I was on the hunt for a new set of photography this morning when I came across a small series on Natsumi Akatsuka’s photo journal. I’ve been a subscriber to Natsumi’s website for a fair few years now and it’s great to see her return to Japan and visit different places, in a lot of ways I’m very envious. This particular series is titled Mashiko, named after the town where she’s currently staying in Japan, and I picked out one that seemed most appropriate for our site and content. Saying that, you do really need to head that way to see other lifestyle shots and different glimpses of Natsumi’s world, she’s got a great eye.

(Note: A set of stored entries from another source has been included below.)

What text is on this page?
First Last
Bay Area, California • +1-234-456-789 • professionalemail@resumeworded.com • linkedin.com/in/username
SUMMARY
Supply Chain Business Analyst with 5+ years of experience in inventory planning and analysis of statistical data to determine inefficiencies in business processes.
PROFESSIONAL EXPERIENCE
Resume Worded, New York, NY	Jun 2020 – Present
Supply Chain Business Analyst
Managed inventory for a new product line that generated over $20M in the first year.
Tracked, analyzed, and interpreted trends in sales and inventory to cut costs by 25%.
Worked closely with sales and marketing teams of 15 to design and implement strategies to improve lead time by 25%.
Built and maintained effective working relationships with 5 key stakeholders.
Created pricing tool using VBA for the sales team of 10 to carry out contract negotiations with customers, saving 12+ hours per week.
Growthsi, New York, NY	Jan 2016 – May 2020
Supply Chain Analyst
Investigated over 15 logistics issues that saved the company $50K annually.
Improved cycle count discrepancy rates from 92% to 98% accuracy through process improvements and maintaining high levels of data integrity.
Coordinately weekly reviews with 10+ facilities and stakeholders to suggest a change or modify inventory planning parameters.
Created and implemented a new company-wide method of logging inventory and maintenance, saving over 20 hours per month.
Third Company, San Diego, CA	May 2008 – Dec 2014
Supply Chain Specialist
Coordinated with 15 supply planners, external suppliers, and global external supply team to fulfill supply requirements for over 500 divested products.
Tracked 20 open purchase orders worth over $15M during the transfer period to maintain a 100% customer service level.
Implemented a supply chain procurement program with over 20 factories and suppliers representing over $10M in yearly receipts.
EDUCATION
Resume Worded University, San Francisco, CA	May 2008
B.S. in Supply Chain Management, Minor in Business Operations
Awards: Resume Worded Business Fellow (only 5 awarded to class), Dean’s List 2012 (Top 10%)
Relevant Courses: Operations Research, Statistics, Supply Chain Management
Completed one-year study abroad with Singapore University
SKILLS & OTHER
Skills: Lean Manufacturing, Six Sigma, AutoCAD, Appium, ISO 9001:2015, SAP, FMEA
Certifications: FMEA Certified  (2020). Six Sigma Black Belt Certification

These photos in-particular are of a pottery studio/workshop that Natsumi and her father visited in Mashiko (Tochigi). After reading through the paragraphs that she attached to her post a few thoughts instantly sprung to mind, relating to crafts and functional items. Mainly the mentality that a lot of the Japanese seem to have. For example her father has a set of small tea cups which he always returns to, they’re white, simple, smooth and delicate. Every single night he chooses a small white tea cup and serves his green tea, basically a ritual. Although we do this in the West I feel like we don’t take these day to day items seriously and we often shun the small details which make life that much easier or more special.
Instead of purchasing these pieces without a thought and forgetting about their importance, Natsumi’s dad was willing to go and visit the man who makes these to get an idea of the work he went through to produce it. I also like the fact that he feels some attachment to the craftsman through these tea cups, as if he knows him or that he’s a good acquaintance. I think it brings a whole new context and meaning to the objects we use around the home when you can attach a face to them. As you can imagine this is something we’re trying to intertwine in our own shop, focusing on the people who make these functional items and hopefully bringing the ideology to this part of the world in a more prominent nature. Leading a simple life and respecting beautiful well-made objects that are useful.